— Полегче, — огрызнулся игрок в карты, — здесь не погоня за заявками.
Все столпились вокруг. Каждый хотел пожертвовать как можно больше. И когда все были удовлетворены, Кит обеими руками поднял тяжелый таз и усмехнулся.
— Мы сможем прокормить все племя до конца, зимы, — сказал он. — Теперь дело за собаками. Пять легких упряжек с хорошим бегом.
Сразу был предложен десяток запряжек, и весь поселок вошел в состав жюри, спорил и препирался, отвергал и принимал.
Как только какая-нибудь упряжка признавалась годной, владелец ее с кучей помощников бежал на двор запрягать.
Одну упряжку забраковали, потому что она только что вернулась из путешествия. Один из владельцев предложил свою, но с виноватым видом показал забинтованную лодыжку, которая мешала ему участвовать в поездке. Его упряжку взял Кит, несмотря на единодушный рев толпы, что он выбился из сил и должен отдыхать.
Долговязый Билль Гаскелл заявил, что хотя упряжка у Толстого Олсена отличная, но сам Толстый Олсен — слон. Толстый Олсен вознегодовал. Слезы гнева брызнули из его глаз, и его жаркую речь удалось остановить только тогда, когда ему было предоставлено место в тяжелом отряде. Игрок в кости воспользовался этим и завладел его упряжкой.
Пять упряжек было, наконец, выбрано и снаряжено, но только четыре погонщика удовлетворяли собрание.
— А Култус Джордж?. — сказал кто-то. — Вот это гонщик, так гонщик! К тому же, он здоров и не устал.
Все глаза обратились на индейца. Но каменное лицо Култуса Джорджа не вогнуло, и он промолчал.
— Вы возьмете упряжку? — спросил его Кит.
Огромный индеец и тут не ответил ни слова. Словно электрический ток пробежал по толпе. Все почувствовали что-то неладное. Толпа зашевелилась, и вокруг Кита и Култуса Джорджа, стоявших друг против друга, образовался круг. Кит понимал, что товарищи выбрали его своим представителем в том, что совершается, и в том, что должно совершиться. Он и сам был раздражен. Он не понимал, как может человек не увлечься общим порывом и отказываться от участия в общем деле. О точке зрения индейца он не подозревал, и все, что происходило, он приписывал исключительно его эгоизму и жадности.
— Вы, конечно, возьмете упряжку? — сказал Кит.
— Сколько? — спросил Култус Джордж.
Короткий негодующий крик вырвался у золотоискателей, и губы их судоржно искривились.

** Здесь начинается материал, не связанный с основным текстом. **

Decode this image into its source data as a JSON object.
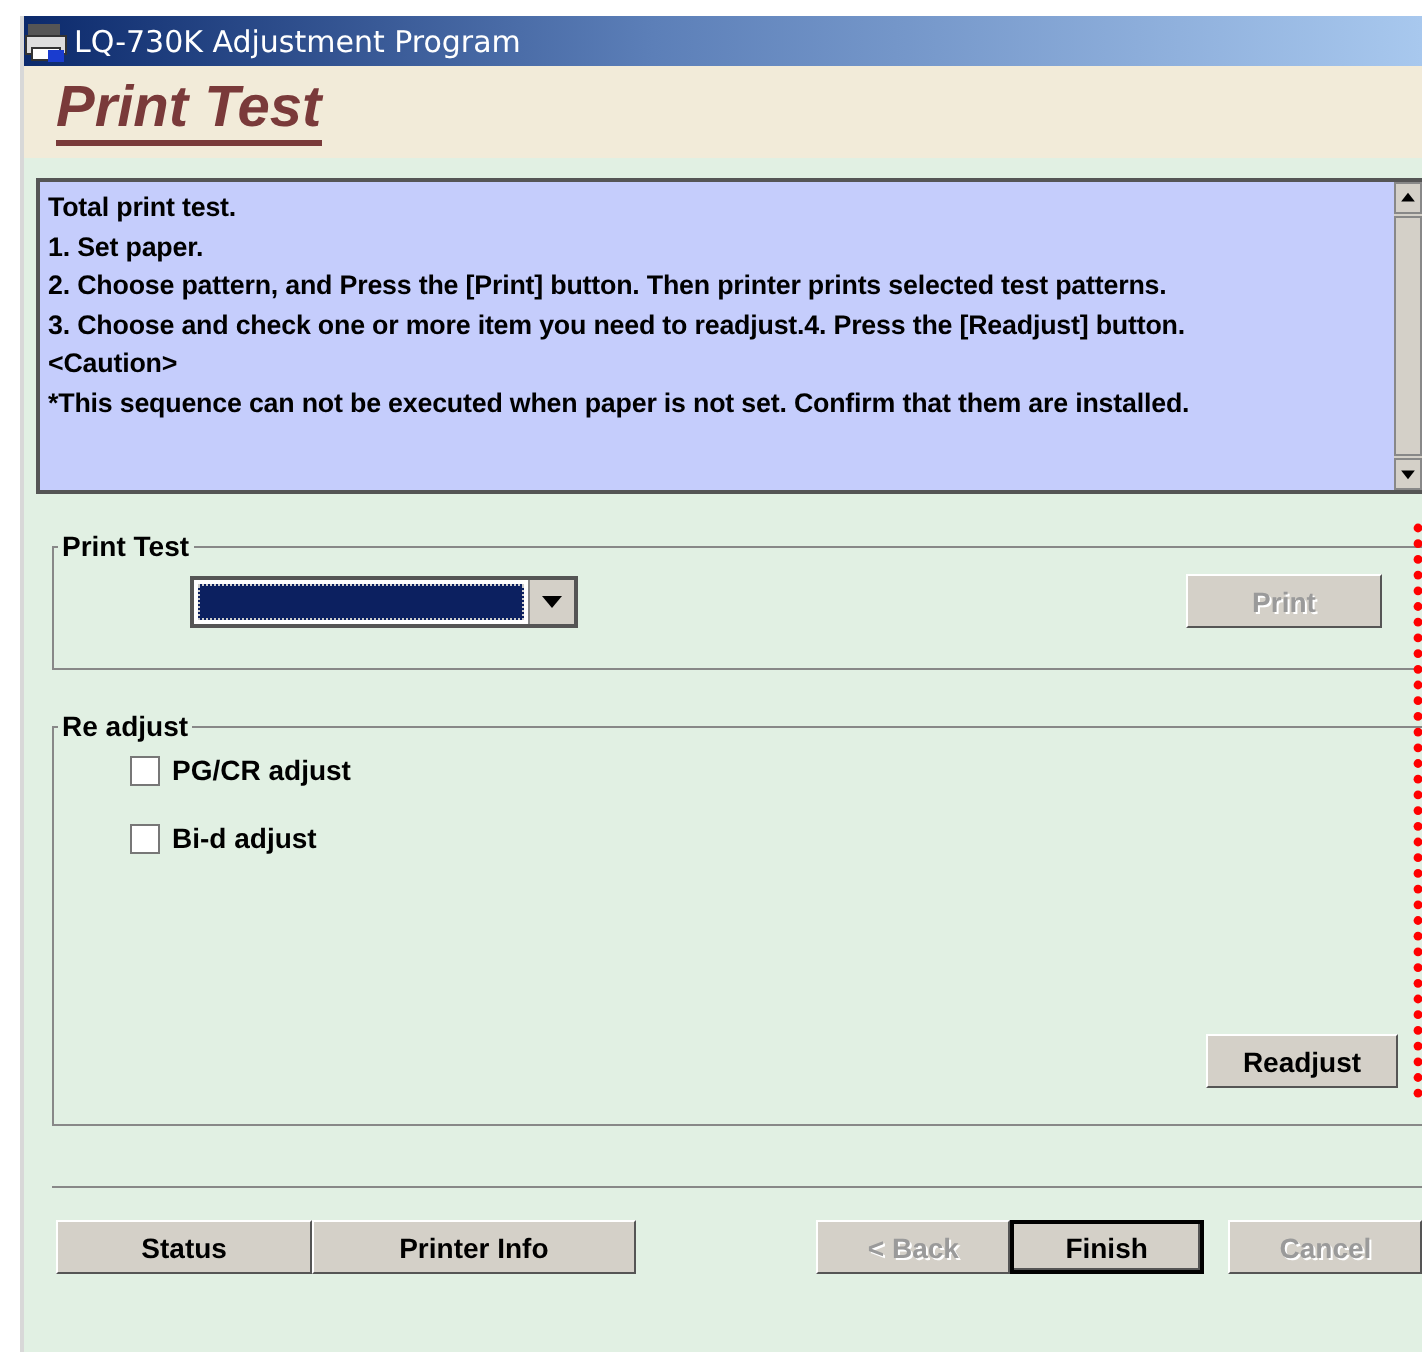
{
  "window": {
    "title": "LQ-730K Adjustment Program"
  },
  "page_title": "Print Test",
  "instructions": [
    "Total print test.",
    "1. Set paper.",
    "2. Choose pattern, and Press the [Print] button. Then printer prints selected test patterns.",
    "3. Choose and check one or more item you need to readjust.4. Press the [Readjust] button.",
    "<Caution>",
    "*This sequence can not be executed when paper is not set. Confirm that them are installed."
  ],
  "print_test": {
    "label": "Print Test",
    "dropdown": {
      "highlighted": true
    },
    "button": {
      "label": "Print",
      "disabled": true
    }
  },
  "readjust": {
    "label": "Re adjust",
    "items": [
      {
        "label": "PG/CR adjust",
        "checked": false
      },
      {
        "label": "Bi-d adjust",
        "checked": false
      }
    ],
    "button": {
      "label": "Readjust",
      "disabled": false
    }
  },
  "footer_left": [
    {
      "label": "Status",
      "disabled": false,
      "default": false
    },
    {
      "label": "Printer Info",
      "disabled": false,
      "default": false
    }
  ],
  "footer_right": [
    {
      "label": "< Back",
      "disabled": true,
      "default": false
    },
    {
      "label": "Finish",
      "disabled": false,
      "default": true
    },
    {
      "label": "Cancel",
      "disabled": true,
      "default": false
    }
  ]
}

— Подождите, ребята, — закричал Кит. — Он, должно быть, не понимает. Дайте я ему объясню. Слушайте, Джордж. Разве вы не видите, что здесь никто никого не нанимает? Здесь все дают, что могут, чтобы спасти двести индейцев от голодной смерти.
— Сколько? — сказал Култус Джордж.
— Подождите, ребята. Слушайте, Джордж. Мы не хотим, чтобы вы сделали ошибку. Эти голодающие люди — ваши соотечественники. Они из другого племени, но они тоже индейцы. Белые люди отдают свое золото, отдают своих собак, свои сани и спорят за честь быть погонщиками. Только лучшие могут ехать в передовых санях. Посмотрите на Толстого Олсена. Он готов был драться, потому что его не хотели брать. Вы должны гордиться, что вас считают первоклассным погонщиком. Здесь дело не в том, сколько, а а том, скоро ли.
— Сколько? — сказал Култус Джордж.
— Бейте его! Проломите ему голову! Дегтю и перьев! — раздались крики среди поднявшейся сумятицы.